Sunday, February 29, 2004

Now for something completely different. Do I (partly) agree with Martin Feldstein, Larry Lindsey and George W Bush ?

It seems that Bush was not dishonest when he suggested that private social security accounts could be part of a plan to save social security. He really believed something like that because Larry Lindsey told him and Lindsey got the idea form his old prof. Martin Feldstein (and a co-author). The idea was so crazy that it went no where in the Bush administration (and that is saying something). However, I am not sure I am totally convinced it is crazy.

Brad DeLong notes correctly that it doesn't really have anything to do with social security. The idea is that there is a multi trillion dollar sure thing for the US treasury -- issue treasury bonds and buy corporate bonds and stock. Some of the huge profits from this deal were to be used to save social security and others to give people who wanted private accounts to get higher returns.

One crude way to view this is that Bush and Lindsey bought into the bubble just as it was about to burst. The pressure for private accounts came from the idea that stock was a great buy, which, as usual became very strong at the peak of the bubble. The idea vanished as voters suddenly found stock scary again when the bubble burst.

However, the idea that stocks are, on average, underpriced has considerable support. The equity premium is a puzzle. The evidence is that, since WWII, Stocks have far out perform treasury bonds over every long period. Clearly most of the evidence is from some time ago. I think it is possible that investors just made a mistake and have since corrected it (so no more multi trillion dollar sure things). The mistake would not be simply hating stocks but rather failing to diversify and then correctly perceiving undiversified stock portfollios as highly risky.

I am perfectly willing to believe that Stock is still underpriced. I am also willing to believe that quality premia on bonds are too high. Now if I think people are making a mistake do I think the government should correct it by selling (safe) bonds and buying stock ? Sounds good to me.

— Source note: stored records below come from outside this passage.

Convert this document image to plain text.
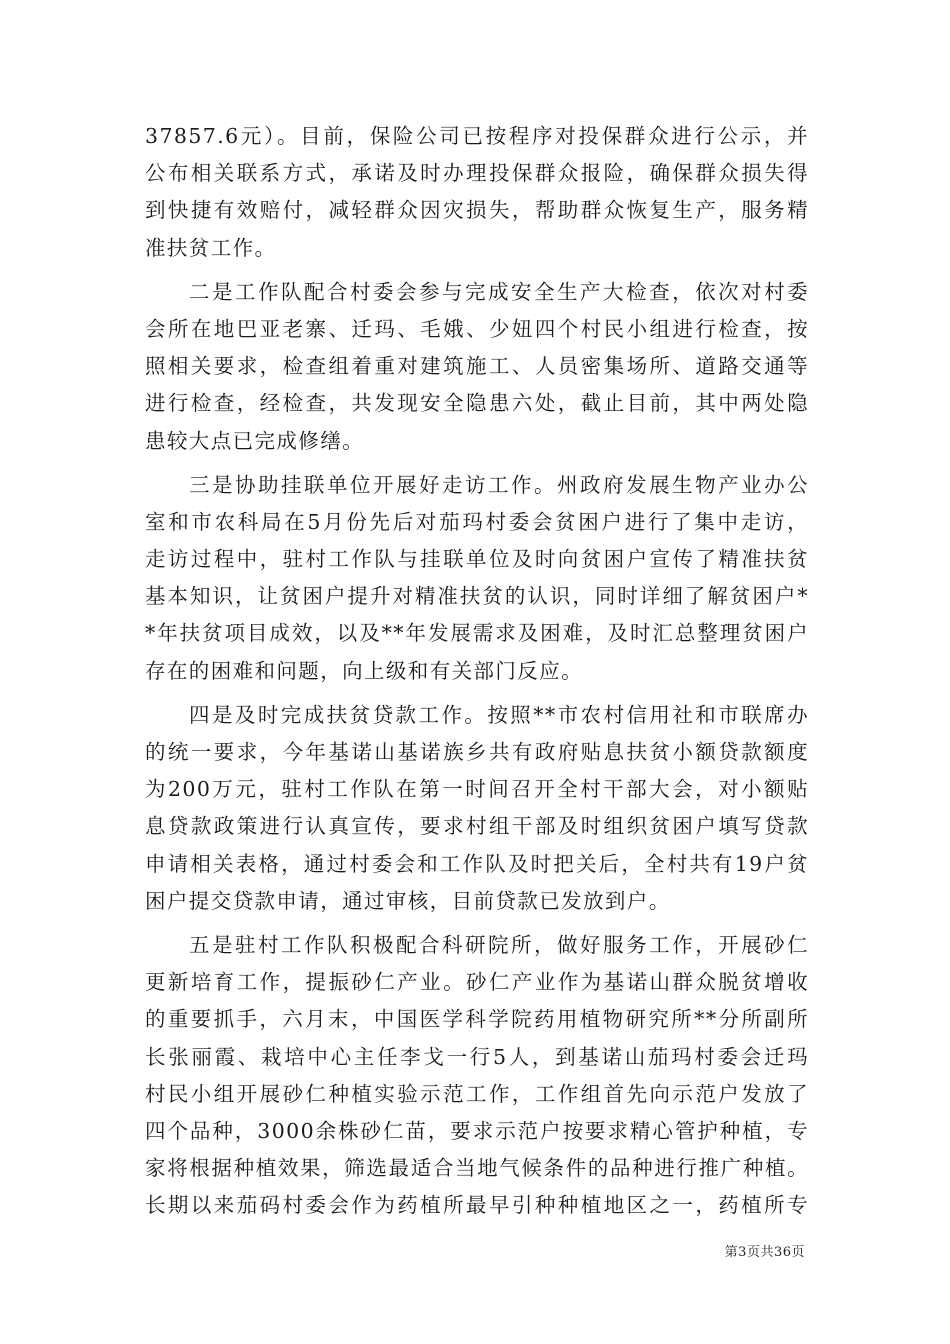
37857.6元）。目前，保险公司已按程序对投保群众进行公示，并
公布相关联系方式，承诺及时办理投保群众报险，确保群众损失得
到快捷有效赔付，减轻群众因灾损失，帮助群众恢复生产，服务精
准扶贫工作。
二是工作队配合村委会参与完成安全生产大检查，依次对村委
会所在地巴亚老寨、迁玛、毛娥、少妞四个村民小组进行检查，按
照相关要求，检查组着重对建筑施工、人员密集场所、道路交通等
进行检查，经检查，共发现安全隐患六处，截止目前，其中两处隐
患较大点已完成修缮。
三是协助挂联单位开展好走访工作。州政府发展生物产业办公
室和市农科局在5月份先后对茄玛村委会贫困户进行了集中走访，
走访过程中，驻村工作队与挂联单位及时向贫困户宣传了精准扶贫
基本知识，让贫困户提升对精准扶贫的认识，同时详细了解贫困户*
*年扶贫项目成效，以及**年发展需求及困难，及时汇总整理贫困户
存在的困难和问题，向上级和有关部门反应。
四是及时完成扶贫贷款工作。按照**市农村信用社和市联席办
的统一要求，今年基诺山基诺族乡共有政府贴息扶贫小额贷款额度
为200万元，驻村工作队在第一时间召开全村干部大会，对小额贴
息贷款政策进行认真宣传，要求村组干部及时组织贫困户填写贷款
申请相关表格，通过村委会和工作队及时把关后，全村共有19户贫
困户提交贷款申请，通过审核，目前贷款已发放到户。
五是驻村工作队积极配合科研院所，做好服务工作，开展砂仁
更新培育工作，提振砂仁产业。砂仁产业作为基诺山群众脱贫增收
的重要抓手，六月末，中国医学科学院药用植物研究所**分所副所
长张丽霞、栽培中心主任李戈一行5人，到基诺山茄玛村委会迁玛
村民小组开展砂仁种植实验示范工作，工作组首先向示范户发放了
四个品种，3000余株砂仁苗，要求示范户按要求精心管护种植，专
家将根据种植效果，筛选最适合当地气候条件的品种进行推广种植。
长期以来茄码村委会作为药植所最早引种种植地区之一，药植所专
第3页共36页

One might argue that rational investors would shift their private portfollios from stock to treasury bonds to cancel the maneuver. I believe that rational investors are too few to matter.

So what would be the problem ? Well would someone at treasury decide which stocks to buy ? I don't trust any one team of people to be competent to do that and expect huge corruption. I think just about everyone agrees that it would be a bad idea. Actually I'm not sure about "just about everyone". For all I know all living human beings think that would be a bad idea.

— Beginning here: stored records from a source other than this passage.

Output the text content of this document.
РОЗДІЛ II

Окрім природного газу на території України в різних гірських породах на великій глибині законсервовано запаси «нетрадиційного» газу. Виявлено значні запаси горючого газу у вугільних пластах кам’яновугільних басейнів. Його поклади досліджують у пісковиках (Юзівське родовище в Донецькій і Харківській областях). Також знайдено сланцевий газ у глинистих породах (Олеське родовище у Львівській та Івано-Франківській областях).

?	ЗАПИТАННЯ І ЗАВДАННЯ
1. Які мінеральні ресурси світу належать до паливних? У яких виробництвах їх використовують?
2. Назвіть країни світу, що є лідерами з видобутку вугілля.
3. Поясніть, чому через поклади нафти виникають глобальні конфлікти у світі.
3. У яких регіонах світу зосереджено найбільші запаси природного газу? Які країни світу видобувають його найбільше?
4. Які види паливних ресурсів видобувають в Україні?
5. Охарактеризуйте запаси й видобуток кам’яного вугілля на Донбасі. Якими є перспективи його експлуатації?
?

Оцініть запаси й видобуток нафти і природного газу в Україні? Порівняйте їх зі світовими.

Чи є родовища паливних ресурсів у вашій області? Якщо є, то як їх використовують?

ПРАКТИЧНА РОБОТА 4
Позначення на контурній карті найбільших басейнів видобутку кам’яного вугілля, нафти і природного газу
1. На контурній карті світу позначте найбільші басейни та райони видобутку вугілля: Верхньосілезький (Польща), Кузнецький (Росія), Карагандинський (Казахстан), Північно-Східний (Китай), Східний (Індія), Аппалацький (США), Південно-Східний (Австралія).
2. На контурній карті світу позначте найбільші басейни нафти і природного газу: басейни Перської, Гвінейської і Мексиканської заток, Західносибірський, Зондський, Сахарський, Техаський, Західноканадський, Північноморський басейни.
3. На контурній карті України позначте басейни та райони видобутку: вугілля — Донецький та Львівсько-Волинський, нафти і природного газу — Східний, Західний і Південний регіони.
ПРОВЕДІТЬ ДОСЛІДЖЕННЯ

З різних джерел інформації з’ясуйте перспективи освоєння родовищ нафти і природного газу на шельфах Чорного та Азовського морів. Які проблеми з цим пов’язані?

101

OK so the plan has to be that the treasury buys say x% of all stock and corporate bonds. Here I see another problem. It is very nice to deal with someone who has to buy x% of your stuff no matter how much and how bad it is.

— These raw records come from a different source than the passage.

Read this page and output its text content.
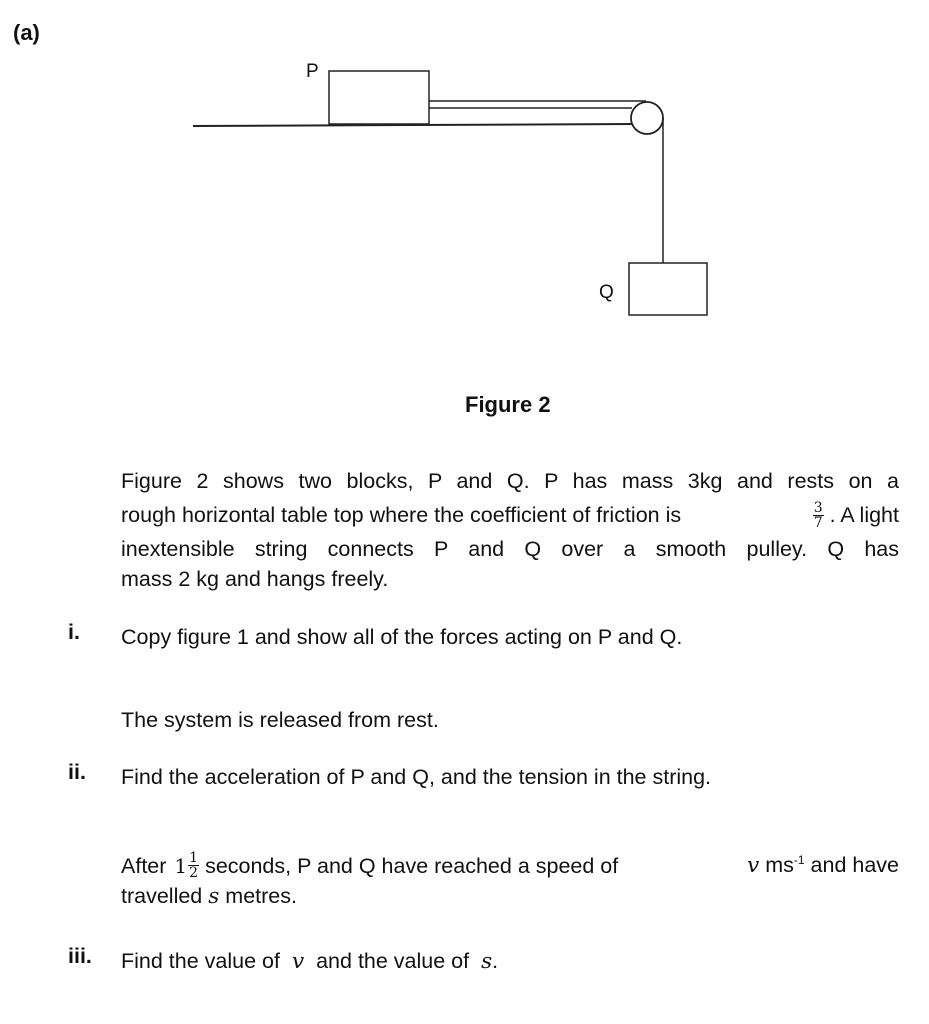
(a)
P
Q
Figure 2
Figure 2 shows two blocks, P and Q. P has mass 3kg and rests on a
rough horizontal table top where the coefficient of friction is	$\frac{3}{7}$ . A light
inextensible string connects P and Q over a smooth pulley. Q has
mass 2 kg and hangs freely.
i. Copy figure 1 and show all of the forces acting on P and Q.
The system is released from rest.
ii. Find the acceleration of P and Q, and the tension in the string.
After $1 \frac{1}{2}$ seconds, P and Q have reached a speed of	v $ms^{-1}$ and have
travelled s metres.
iii. Find the value of v and the value of s.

Let me put it this way. There are two cows. One belongs to Mr A and one to Ms B. A and B, who are very very rich,incorporate and issue shares in an IPO rating each cow as worth a billion dollars. They buy each other's shares. Treasury has to give each of them 100 million dollars for 10% of a cow.

Doesn't sound so good for the honest citizen. Still scams like this exist already, consider the case of Harkin energy or more recently Enron. There are semi sometimes enforceable rules about arms length transactions.

I personally think the treasury should issue even more t-bills and buy say 1% of stock and corporate bonds in the USA.